The core idea of the present invention is that a component signal of a relatively high quality may be achieved in that initially the audio signal belonging to a virtual source is subject to pre-processing, said pre-processing being independent of the WFS parameter, so that improved interpolation is achieved. Thus, the component signal has a higher accuracy, the component signal representing the component which is generated by a virtual source and is for a loudspeaker signal. In addition, the present invention comprises improved interpolation of the WFS parameters such as, for example, delay or scaling values, which are determined at a low parameter sampling frequency.
Thus, embodiments of the present invention provide a device for determining a component signal for a WFS system comprising an array of loudspeakers, the WFS system being configured to exploit an audio signal that is associated with a virtual source and that exists as a discrete signal sampled at an audio sampling frequency, and source positions associated with the virtual source, so as to calculate component signals for the loudspeakers on the basis of the virtual source while taking into account loudspeaker positions. The inventive device comprises means for providing WFS parameters for a component signal while using a source position and while using the loudspeaker position, the parameters being determined at a parameter sampling frequency smaller than the audio sampling frequency. The device further comprises a WFS parameter interpolator for interpolating the WFS parameters so as to produce an interpolated WFS parameter which is present at a parameter interpolation frequency that is higher than the parameter sampling frequency, the interpolated WFS parameters having interpolated fractions which have a higher level of accuracy than is specified by the audio sampling frequency. Finally, the device comprises audio signal processing means configured to apply the interpolated fractional values to the audio signal, namely such that the component signal is obtained in a state of having been processed at the higher level of accuracy.
The idea of the solution to the problem is therefore based on the fact that the complexity of the overall algorithm is reduced by exploiting redundancy.

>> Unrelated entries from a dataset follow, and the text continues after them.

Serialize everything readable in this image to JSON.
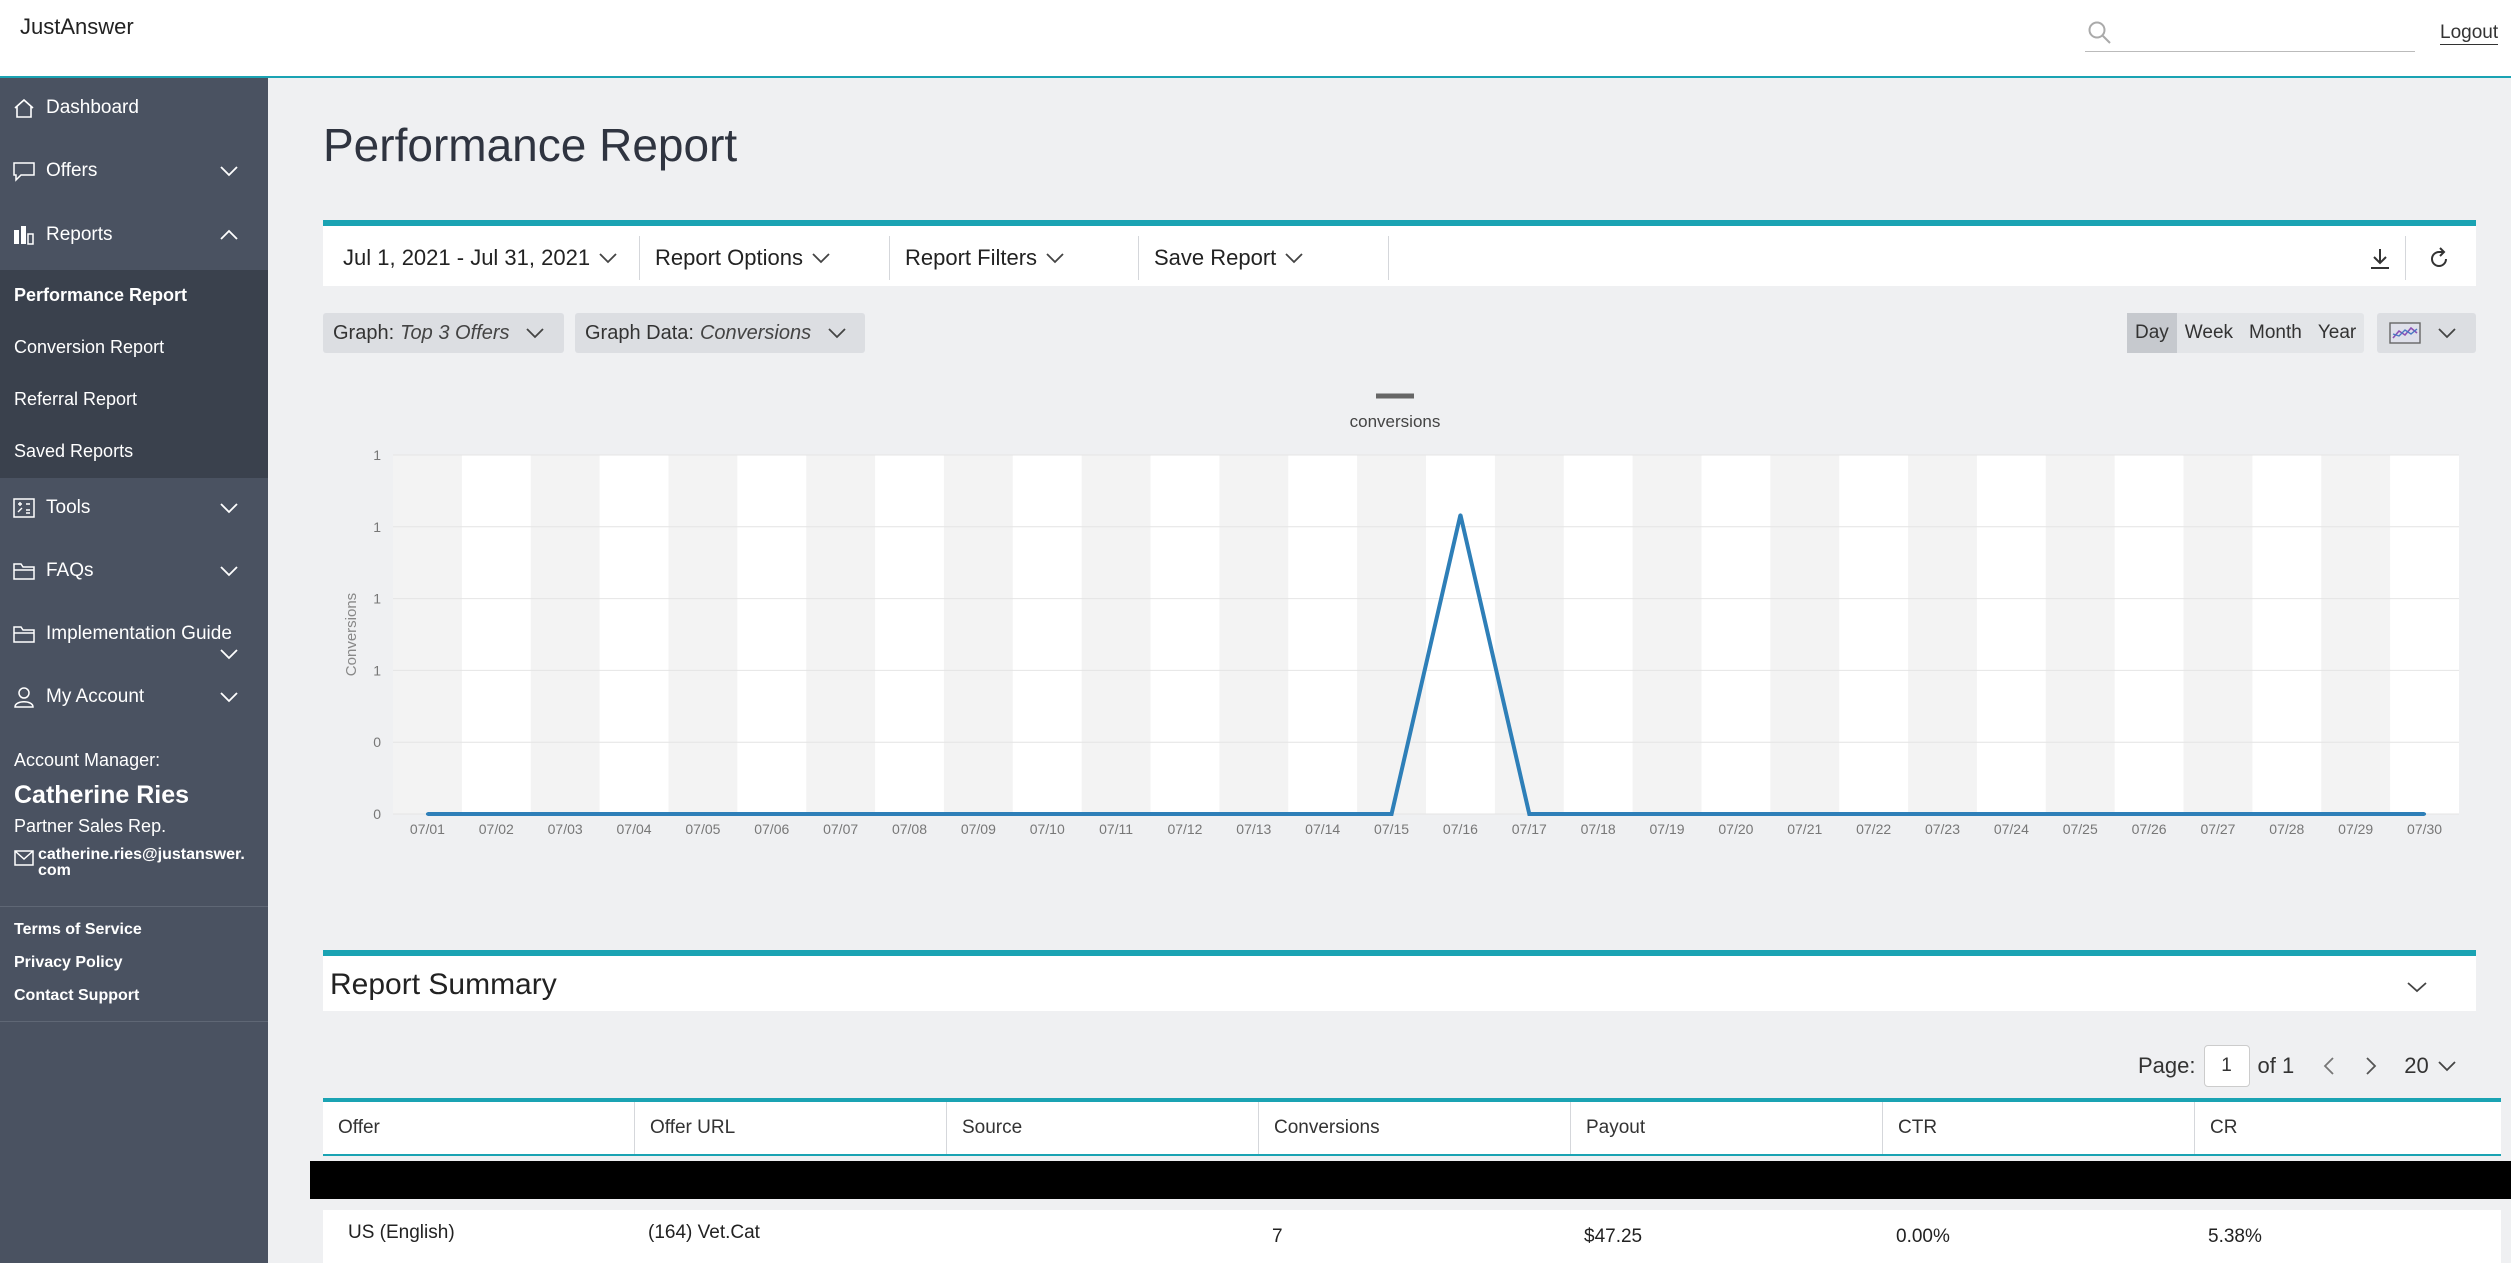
{
  "header": {
    "brand": "JustAnswer",
    "search_placeholder": "",
    "logout": "Logout"
  },
  "sidebar": {
    "items": [
      {
        "label": "Dashboard",
        "icon": "home-icon",
        "expandable": false
      },
      {
        "label": "Offers",
        "icon": "speech-bubble-icon",
        "expandable": true
      },
      {
        "label": "Reports",
        "icon": "bar-chart-icon",
        "expandable": true,
        "expanded": true
      },
      {
        "label": "Tools",
        "icon": "tools-icon",
        "expandable": true
      },
      {
        "label": "FAQs",
        "icon": "folder-icon",
        "expandable": true
      },
      {
        "label": "Implementation Guide",
        "icon": "folder-icon",
        "expandable": true
      },
      {
        "label": "My Account",
        "icon": "user-icon",
        "expandable": true
      }
    ],
    "reports_submenu": [
      "Performance Report",
      "Conversion Report",
      "Referral Report",
      "Saved Reports"
    ],
    "account": {
      "label": "Account Manager:",
      "name": "Catherine Ries",
      "role": "Partner Sales Rep.",
      "email_line1": "catherine.ries@justanswer.",
      "email_line2": "com"
    },
    "footer_links": [
      "Terms of Service",
      "Privacy Policy",
      "Contact Support"
    ]
  },
  "page": {
    "title": "Performance Report"
  },
  "toolbar": {
    "date_range": "Jul 1, 2021 - Jul 31, 2021",
    "report_options": "Report Options",
    "report_filters": "Report Filters",
    "save_report": "Save Report"
  },
  "graph_controls": {
    "graph_label": "Graph:",
    "graph_value": "Top 3 Offers",
    "data_label": "Graph Data:",
    "data_value": "Conversions",
    "periods": [
      "Day",
      "Week",
      "Month",
      "Year"
    ],
    "active_period": "Day"
  },
  "chart_data": {
    "type": "line",
    "title": "",
    "xlabel": "",
    "ylabel": "Conversions",
    "legend": [
      "conversions"
    ],
    "legend_position": "top-center",
    "x": [
      "07/01",
      "07/02",
      "07/03",
      "07/04",
      "07/05",
      "07/06",
      "07/07",
      "07/08",
      "07/09",
      "07/10",
      "07/11",
      "07/12",
      "07/13",
      "07/14",
      "07/15",
      "07/16",
      "07/17",
      "07/18",
      "07/19",
      "07/20",
      "07/21",
      "07/22",
      "07/23",
      "07/24",
      "07/25",
      "07/26",
      "07/27",
      "07/28",
      "07/29",
      "07/30"
    ],
    "series": [
      {
        "name": "conversions",
        "values": [
          0,
          0,
          0,
          0,
          0,
          0,
          0,
          0,
          0,
          0,
          0,
          0,
          0,
          0,
          0,
          1,
          0,
          0,
          0,
          0,
          0,
          0,
          0,
          0,
          0,
          0,
          0,
          0,
          0,
          0
        ]
      }
    ],
    "yticks": [
      "0",
      "0",
      "1",
      "1",
      "1",
      "1"
    ],
    "ylim": [
      0,
      1.2
    ],
    "grid": true,
    "colors": {
      "line": "#2e7fb8",
      "band": "#f3f3f3"
    }
  },
  "summary": {
    "title": "Report Summary"
  },
  "pager": {
    "label": "Page:",
    "current": "1",
    "of": "of 1",
    "page_size": "20"
  },
  "table": {
    "columns": [
      "Offer",
      "Offer URL",
      "Source",
      "Conversions",
      "Payout",
      "CTR",
      "CR"
    ],
    "rows": [
      [
        "US (English)",
        "(164) Vet.Cat",
        "",
        "7",
        "$47.25",
        "0.00%",
        "5.38%"
      ]
    ]
  }
}
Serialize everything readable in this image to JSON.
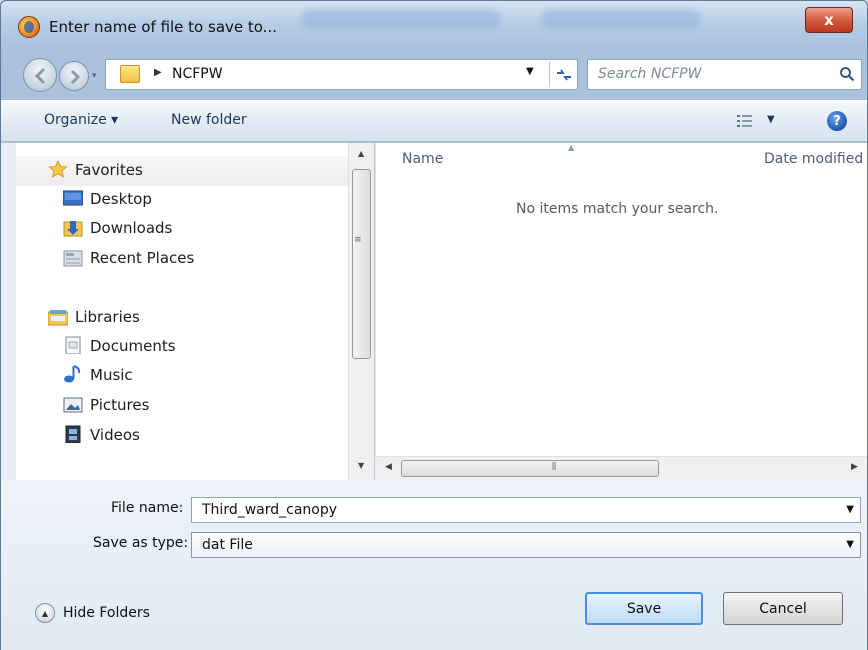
{
  "window": {
    "title": "Enter name of file to save to...",
    "close_label": "x"
  },
  "address": {
    "current_folder": "NCFPW",
    "search_placeholder": "Search NCFPW"
  },
  "toolbar": {
    "organize_label": "Organize ▾",
    "new_folder_label": "New folder"
  },
  "nav": {
    "favorites_label": "Favorites",
    "favorites": [
      "Desktop",
      "Downloads",
      "Recent Places"
    ],
    "libraries_label": "Libraries",
    "libraries": [
      "Documents",
      "Music",
      "Pictures",
      "Videos"
    ]
  },
  "content": {
    "columns": [
      "Name",
      "Date modified"
    ],
    "empty_message": "No items match your search."
  },
  "form": {
    "file_name_label": "File name:",
    "file_name_value": "Third_ward_canopy",
    "save_type_label": "Save as type:",
    "save_type_value": "dat File"
  },
  "footer": {
    "hide_folders_label": "Hide Folders",
    "save_label": "Save",
    "cancel_label": "Cancel"
  },
  "colors": {
    "accent": "#4a8fd8",
    "close": "#d45a3c"
  }
}
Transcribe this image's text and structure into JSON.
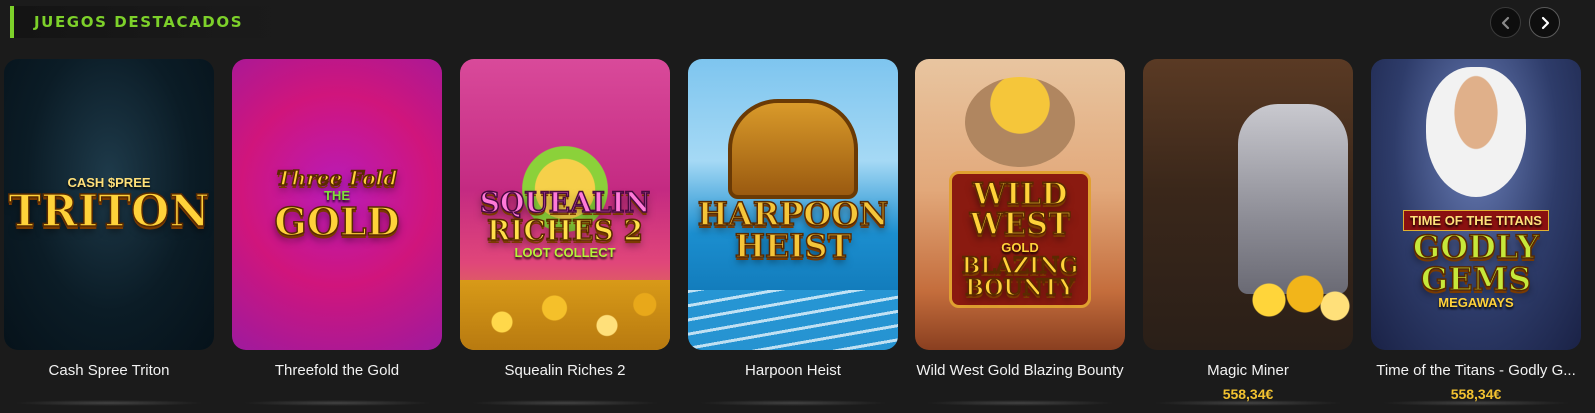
{
  "section": {
    "title": "JUEGOS DESTACADOS"
  },
  "nav": {
    "prev_icon": "chevron-left-icon",
    "next_icon": "chevron-right-icon"
  },
  "colors": {
    "accent": "#7dd12a",
    "jackpot": "#f2c230",
    "background": "#1b1b1b"
  },
  "games": [
    {
      "name": "Cash Spree Triton",
      "jackpot": "",
      "logo_lines": [
        "CASH $PREE",
        "TRITON"
      ]
    },
    {
      "name": "Threefold the Gold",
      "jackpot": "",
      "logo_lines": [
        "Three Fold",
        "THE",
        "GOLD"
      ]
    },
    {
      "name": "Squealin Riches 2",
      "jackpot": "",
      "logo_lines": [
        "SQUEALIN",
        "RICHES 2",
        "LOOT COLLECT"
      ]
    },
    {
      "name": "Harpoon Heist",
      "jackpot": "",
      "logo_lines": [
        "HARPOON",
        "HEIST"
      ]
    },
    {
      "name": "Wild West Gold Blazing Bounty",
      "jackpot": "",
      "logo_lines": [
        "WILD",
        "WEST",
        "GOLD",
        "BLAZING",
        "BOUNTY"
      ]
    },
    {
      "name": "Magic Miner",
      "jackpot": "558,34€",
      "logo_lines": []
    },
    {
      "name": "Time of the Titans - Godly G...",
      "jackpot": "558,34€",
      "logo_lines": [
        "TIME OF THE TITANS",
        "GODLY",
        "GEMS",
        "MEGAWAYS"
      ]
    }
  ]
}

In this context, the delay interpolation algorithm is partitioned such that it is subdivided into a) a portion for calculating intermediate values, and b) an efficient algorithm for calculating the final results.
The structure of a WFS rendering system is exploited as follows: For each primary source, output signals for all of the loudspeakers are calculated by means of delay interpolation. In this manner, pre-processing is effected for each primary source. It is to be ensured that this pre-processing is independent of the actual delay. In this case, once the data has been pre-processed, it may be used for all of the loudspeaker signals.
Embodiments which implement this principle may be described, for example, by means of two methods.
(i) Method 1: A Combination of Oversampling with a Low-Order Delay Interpolation.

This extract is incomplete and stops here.